Treating Young Kittens And Young Puppies With Flea Infestations

Posted on: 21 May 2015

Flea infestations in kittens and puppies -- particularly those less than eight to ten weeks old -- can be very dangerous. Many people underestimate the risk of these small insects, assuming that they cannot cause much damage. In fact, young kittens and puppies can become anemic, go into shock and even die from a flea infestation, in addition to being in a state of constant distress. Unfortunately, it can be very challenging to get rid of fleas on animals too small to be properly treated but it is possible:

Give Them a Bath

To get ahead of something as aggressive as a flea infestation, you're going to need to treat the entire litter at once. Begin by giving the kittens or puppies a bath. Young kittens and puppies cannot be treated with flea-poisoning shampoo, but a rinse of gentle, warm water and a vet-approved dish soap will make the fleas visible and "stun" them (make it difficult for them to move). During the bath, use a flea comb to remove the stunned fleas.

Wash the Bedding and Carpets

Fleas often come back quickly because they lay eggs at a very quick pace. These eggs don't always stay on the animal; often they drop off into the carpeting and bedding. Throw any of the blankets and other items that the animals are exposed to into the laundry on the hottest temperature to kill off these eggs.

For your floor, you may want to steam clean as much of it as you can. Remember, harsh chemicals like pesticides can be dangerous to young kittens and young puppies.

Treat the Rest of the Household

Flea treat any adult animals in the household except for the mother of the puppies or kittens.

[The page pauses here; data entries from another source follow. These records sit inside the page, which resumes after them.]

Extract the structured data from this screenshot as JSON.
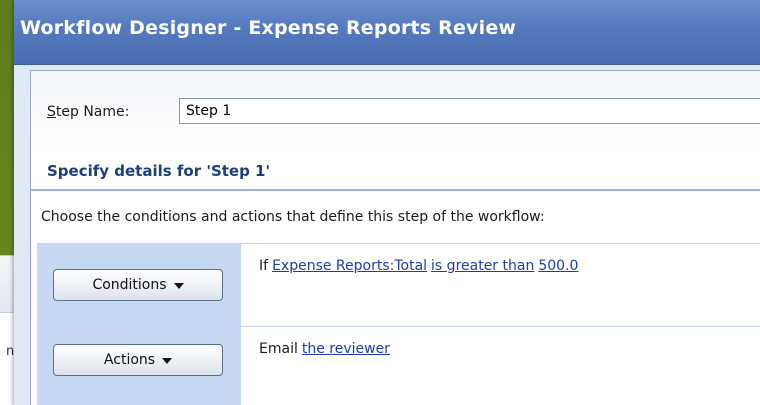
{
  "window": {
    "title": "Workflow Designer - Expense Reports Review"
  },
  "background_window": {
    "partial_text": "n"
  },
  "step": {
    "label_accesskey": "S",
    "label_rest": "tep Name:",
    "value": "Step 1"
  },
  "section": {
    "title": "Specify details for 'Step 1'"
  },
  "instructions": "Choose the conditions and actions that define this step of the workflow:",
  "conditions": {
    "button_label": "Conditions",
    "prefix": "If",
    "links": [
      "Expense Reports:Total",
      "is greater than",
      "500.0"
    ]
  },
  "actions": {
    "button_label": "Actions",
    "prefix": "Email",
    "links": [
      "the reviewer"
    ]
  },
  "icons": {
    "dropdown": "caret-down-icon"
  },
  "colors": {
    "title_bar": "#5479bd",
    "section_title": "#1b3f7d",
    "rule_panel": "#c7d8f3",
    "link": "#1c3bb4"
  }
}
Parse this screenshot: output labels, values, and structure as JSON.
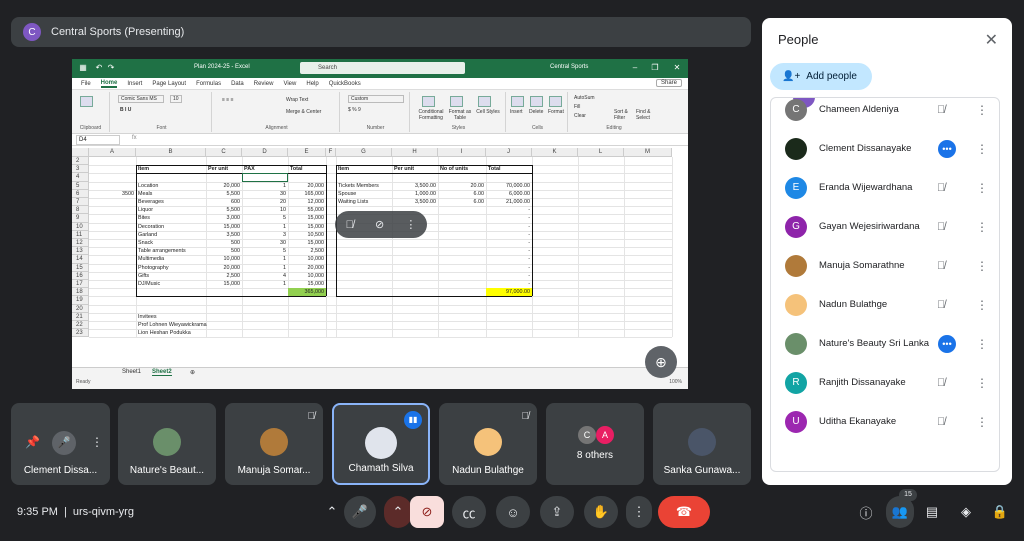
{
  "banner": {
    "avatar_letter": "C",
    "text": "Central Sports (Presenting)"
  },
  "excel": {
    "title": "Plan 2024-25 - Excel",
    "search": "Search",
    "profile": "Central Sports",
    "menu": [
      "File",
      "Home",
      "Insert",
      "Page Layout",
      "Formulas",
      "Data",
      "Review",
      "View",
      "Help",
      "QuickBooks"
    ],
    "share": "Share",
    "ribbon": {
      "font": "Comic Sans MS",
      "font_size": "10",
      "wrap": "Wrap Text",
      "merge": "Merge & Center",
      "number_format": "Custom",
      "cond": "Conditional Formatting",
      "fmt_table": "Format as Table",
      "cell_styles": "Cell Styles",
      "insert": "Insert",
      "delete": "Delete",
      "format": "Format",
      "autosum": "AutoSum",
      "fill": "Fill",
      "clear": "Clear",
      "sort": "Sort & Filter",
      "find": "Find & Select",
      "groups": [
        "Clipboard",
        "Font",
        "Alignment",
        "Number",
        "Styles",
        "Cells",
        "Editing"
      ]
    },
    "name_box": "D4",
    "fx": "fx",
    "columns": [
      "A",
      "B",
      "C",
      "D",
      "E",
      "F",
      "G",
      "H",
      "I",
      "J",
      "K",
      "L",
      "M"
    ],
    "rows": [
      "2",
      "3",
      "4",
      "5",
      "6",
      "7",
      "8",
      "9",
      "10",
      "11",
      "12",
      "13",
      "14",
      "15",
      "16",
      "17",
      "18",
      "19",
      "20",
      "21",
      "22",
      "23"
    ],
    "table1_header": [
      "Item",
      "Per unit",
      "PAX",
      "Total"
    ],
    "table1": [
      [
        "Location",
        "20,000",
        "1",
        "20,000"
      ],
      [
        "Meals",
        "5,500",
        "30",
        "165,000"
      ],
      [
        "Beverages",
        "600",
        "20",
        "12,000"
      ],
      [
        "Liquor",
        "5,500",
        "10",
        "55,000"
      ],
      [
        "Bites",
        "3,000",
        "5",
        "15,000"
      ],
      [
        "Decoration",
        "15,000",
        "1",
        "15,000"
      ],
      [
        "Garland",
        "3,500",
        "3",
        "10,500"
      ],
      [
        "Snack",
        "500",
        "30",
        "15,000"
      ],
      [
        "Table arrangements",
        "500",
        "5",
        "2,500"
      ],
      [
        "Multimedia",
        "10,000",
        "1",
        "10,000"
      ],
      [
        "Photography",
        "20,000",
        "1",
        "20,000"
      ],
      [
        "Gifts",
        "2,500",
        "4",
        "10,000"
      ],
      [
        "DJ/Music",
        "15,000",
        "1",
        "15,000"
      ]
    ],
    "total1": "365,000",
    "a6": "3500",
    "table2_header": [
      "Item",
      "Per unit",
      "No of units",
      "Total"
    ],
    "table2": [
      [
        "Tickets Members",
        "3,500.00",
        "20.00",
        "70,000.00"
      ],
      [
        "Spouse",
        "1,000.00",
        "6.00",
        "6,000.00"
      ],
      [
        "Waiting Lists",
        "3,500.00",
        "6.00",
        "21,000.00"
      ]
    ],
    "dash": "-",
    "total2": "97,000.00",
    "invitees": [
      "Invitees",
      "Prof Lohnen Wieyawickrama",
      "Lion Heshan Podukka"
    ],
    "sheets": [
      "Sheet1",
      "Sheet2"
    ],
    "status": "Ready",
    "zoom": "100%"
  },
  "tiles": [
    {
      "name": "Clement Dissa..."
    },
    {
      "name": "Nature's Beaut..."
    },
    {
      "name": "Manuja Somar..."
    },
    {
      "name": "Chamath Silva"
    },
    {
      "name": "Nadun Bulathge"
    },
    {
      "name": "8 others",
      "letters": [
        "C",
        "A"
      ]
    },
    {
      "name": "Sanka Gunawa..."
    }
  ],
  "meeting": {
    "time": "9:35 PM",
    "separator": "|",
    "code": "urs-qivm-yrg",
    "people_count": "15"
  },
  "people": {
    "title": "People",
    "add": "Add people",
    "list": [
      {
        "name": "Chameen Aldeniya",
        "letter": "C",
        "color": "#757575",
        "state": "muted"
      },
      {
        "name": "Clement Dissanayake",
        "letter": "",
        "color": "#1b2a1b",
        "state": "talking"
      },
      {
        "name": "Eranda Wijewardhana",
        "letter": "E",
        "color": "#1e88e5",
        "state": "muted"
      },
      {
        "name": "Gayan Wejesiriwardana",
        "letter": "G",
        "color": "#8e24aa",
        "state": "muted"
      },
      {
        "name": "Manuja Somarathne",
        "letter": "",
        "color": "#b07a3a",
        "state": "muted"
      },
      {
        "name": "Nadun Bulathge",
        "letter": "",
        "color": "#f5c27a",
        "state": "muted"
      },
      {
        "name": "Nature's Beauty Sri Lanka",
        "letter": "",
        "color": "#6a8f6a",
        "state": "talking"
      },
      {
        "name": "Ranjith Dissanayake",
        "letter": "R",
        "color": "#12a4a4",
        "state": "muted"
      },
      {
        "name": "Uditha Ekanayake",
        "letter": "U",
        "color": "#9c27b0",
        "state": "muted"
      }
    ]
  }
}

Lactating mothers may transfer the poison to their litter, so the mother will need to be treated the same way as the kittens -- with a warm bath and a flea comb. You can also use the flea comb on the rest of the animals in the household to pick up any stragglers. 

During treatment, there are also some things that you will want to avoid. Do not use any chemicals or flea collars on the kittens or puppies; they can easily succumb to poisoning. Even medicated flea shampoos can be dangerous. You should also continue checking for fleas and treating as necessary, as fleas can easily come back. An emergency animal hospital should be consulted the moment the kitten or puppy becomes lethargic, as this will be the first sign that something is wrong.